Research Funding A team of MIA investigators from several research institutes (Westmead Millennium, Kolling), universities (Sydney, Macquarie) and hospital research hubs (RPA, Westmead, North Shore, Hunter) in NSW and the QIMR Berghofer Medical Research Institute have been supported since 2005 by prestigious NHMRC and Cancer Institute NSW Program Grants. With the support of a vibrant donor program and strong industry participation, MIA delivers approximately $10m of research output each year.

RECOMMENDATIONS

1) We recommend sustaining and improving Australia’s good record of halting the melanoma epidemic through prevention.
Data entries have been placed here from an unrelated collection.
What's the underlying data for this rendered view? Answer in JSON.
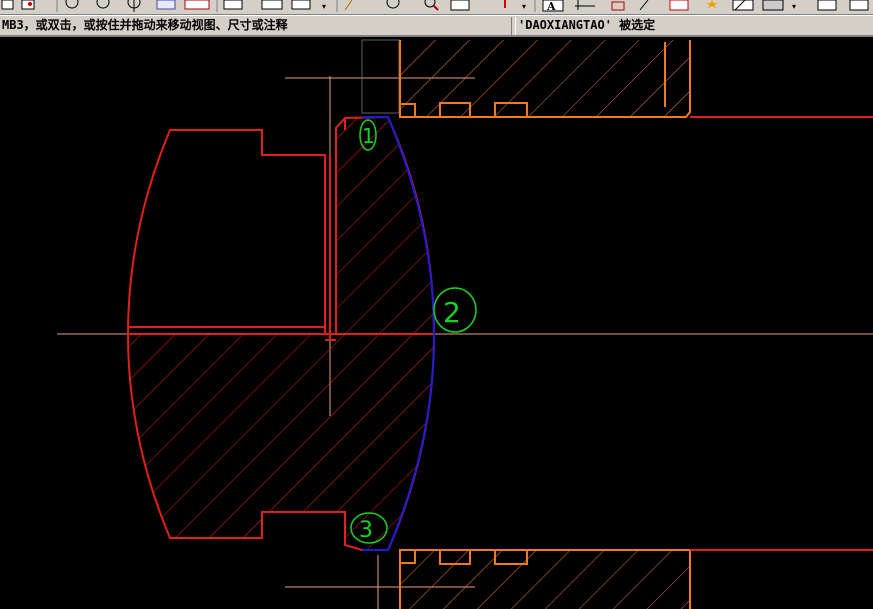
{
  "status_bar": {
    "prompt_text": "MB3，或双击，或按住并拖动来移动视图、尺寸或注释",
    "selection_text": "'DAOXIANGTAO' 被选定"
  },
  "annotations": {
    "mark_1": "1",
    "mark_2": "2",
    "mark_3": "3"
  },
  "colors": {
    "background": "#000000",
    "part_red": "#e0201c",
    "housing_orange": "#f07a20",
    "arc_blue": "#1c1cd8",
    "annotation_green": "#19d41e",
    "centerline": "#e8a080"
  },
  "toolbar_icons": [
    "new-file-icon",
    "open-file-icon",
    "circle-tool-icon",
    "circle-tool-icon",
    "axis-icon",
    "view-icon",
    "grid-icon",
    "table-icon",
    "frame-icon",
    "pen-icon",
    "zoom-icon",
    "page-icon",
    "marker-icon",
    "text-icon",
    "dimension-icon",
    "move-icon",
    "edit-icon",
    "window-icon",
    "star-icon",
    "hatch-icon",
    "iso-view-icon",
    "fold-icon"
  ]
}
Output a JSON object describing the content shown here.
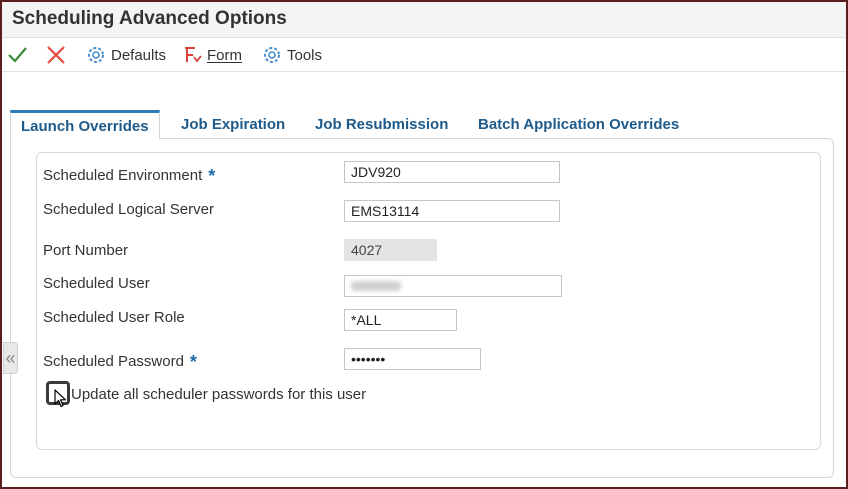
{
  "window": {
    "title": "Scheduling Advanced Options"
  },
  "toolbar": {
    "ok_icon": "checkmark-icon",
    "cancel_icon": "close-icon",
    "defaults_label": "Defaults",
    "form_label": "Form",
    "tools_label": "Tools"
  },
  "tabs": [
    {
      "label": "Launch Overrides",
      "active": true
    },
    {
      "label": "Job Expiration"
    },
    {
      "label": "Job Resubmission"
    },
    {
      "label": "Batch Application Overrides"
    }
  ],
  "form": {
    "env_label": "Scheduled Environment",
    "env_value": "JDV920",
    "server_label": "Scheduled Logical Server",
    "server_value": "EMS13114",
    "port_label": "Port Number",
    "port_value": "4027",
    "user_label": "Scheduled User",
    "role_label": "Scheduled User Role",
    "role_value": "*ALL",
    "password_label": "Scheduled Password",
    "password_value": "•••••••",
    "required_marker": "*",
    "update_checkbox_label": "Update all scheduler passwords for this user",
    "update_checkbox_checked": false
  },
  "side_handle": {
    "glyph": "«"
  },
  "colors": {
    "accent": "#2e7ab8",
    "tab_text": "#1f5b8a",
    "ok_green": "#3a8a3a",
    "cancel_red": "#e0483e",
    "gear_blue": "#4a8fd0",
    "form_red": "#d9403a"
  }
}
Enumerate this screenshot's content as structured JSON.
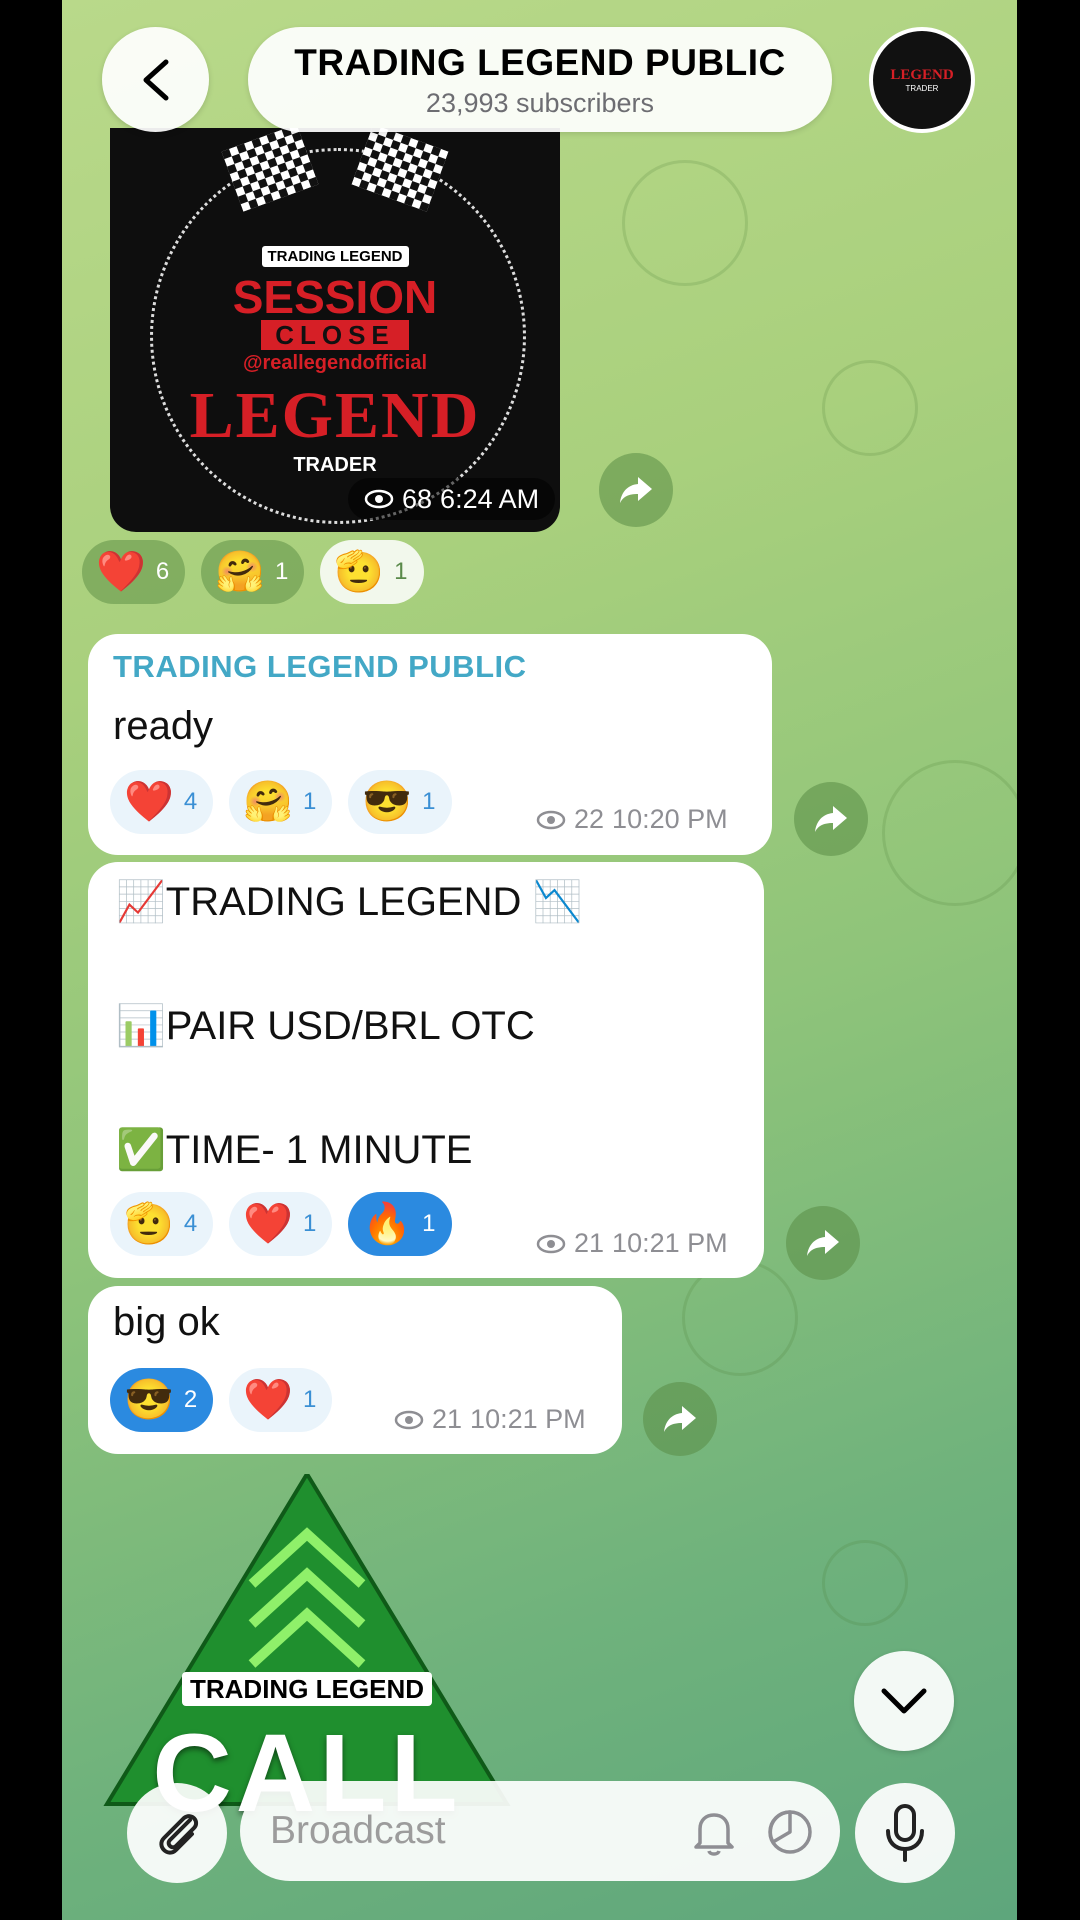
{
  "header": {
    "title": "TRADING LEGEND PUBLIC",
    "subtitle": "23,993 subscribers",
    "avatar_text_main": "LEGEND",
    "avatar_text_sub": "TRADER"
  },
  "messages": [
    {
      "kind": "image",
      "image_text": {
        "top": "TRADING LEGEND",
        "session": "SESSION",
        "close": "CLOSE",
        "handle": "@reallegendofficial",
        "legend": "LEGEND",
        "trader": "TRADER"
      },
      "views": "68",
      "time": "6:24 AM",
      "reactions": [
        {
          "emoji": "❤️",
          "count": "6",
          "selected": false
        },
        {
          "emoji": "🤗",
          "count": "1",
          "selected": false
        },
        {
          "emoji": "🫡",
          "count": "1",
          "selected": true
        }
      ]
    },
    {
      "kind": "text",
      "sender": "TRADING LEGEND PUBLIC",
      "text": "ready",
      "views": "22",
      "time": "10:20 PM",
      "reactions": [
        {
          "emoji": "❤️",
          "count": "4",
          "selected": false
        },
        {
          "emoji": "🤗",
          "count": "1",
          "selected": false
        },
        {
          "emoji": "😎",
          "count": "1",
          "selected": false
        }
      ]
    },
    {
      "kind": "text",
      "lines": [
        "📈TRADING LEGEND 📉",
        "📊PAIR USD/BRL OTC",
        "✅TIME- 1 MINUTE"
      ],
      "views": "21",
      "time": "10:21 PM",
      "reactions": [
        {
          "emoji": "🫡",
          "count": "4",
          "selected": false
        },
        {
          "emoji": "❤️",
          "count": "1",
          "selected": false
        },
        {
          "emoji": "🔥",
          "count": "1",
          "selected": true
        }
      ]
    },
    {
      "kind": "text",
      "text": "big ok",
      "views": "21",
      "time": "10:21 PM",
      "reactions": [
        {
          "emoji": "😎",
          "count": "2",
          "selected": true
        },
        {
          "emoji": "❤️",
          "count": "1",
          "selected": false
        }
      ]
    },
    {
      "kind": "image",
      "image_text": {
        "label": "TRADING LEGEND",
        "word": "CALL"
      }
    }
  ],
  "composer": {
    "placeholder": "Broadcast"
  },
  "icons": {
    "back": "chevron-left-icon",
    "forward": "share-arrow-icon",
    "views": "eye-icon",
    "attach": "paperclip-icon",
    "notify": "bell-icon",
    "timer": "timer-icon",
    "mic": "microphone-icon",
    "jump": "chevron-down-icon"
  },
  "colors": {
    "sender_name": "#43a8c6",
    "reaction_selected": "#2b8ae0",
    "background_top": "#b9d98a",
    "background_bottom": "#5ea67c"
  }
}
This requires continuous research into which strategies are most effective, as the community and its attitudes change, and conversion of what we know into action, such as the successful efforts to ban sunbed use. 2) We note the value that genetic and behavioural research is adding to our understanding of personal risk of melanoma. We recommend continued research into how more precise risk assessment and specialised surveillance for those at highest risk of melanoma may improve prevention and early detection. 3) We note the powerful insights into melanoma diagnosis and treatment options that have come from basic molecular and genomic research in melanoma, which is now driving the first wave of successful treatments of advanced melanoma. We recommend strategic investment into determining the role of genomics in patient care in cancer. 4) We note the value for melanoma research and care produced by collaborative platforms for analysis of clinical data and well-characterised tissue. We recommend encouragement by all means of state- and nation- wide participation in such platforms by clinicians and researchers engaged with melanoma.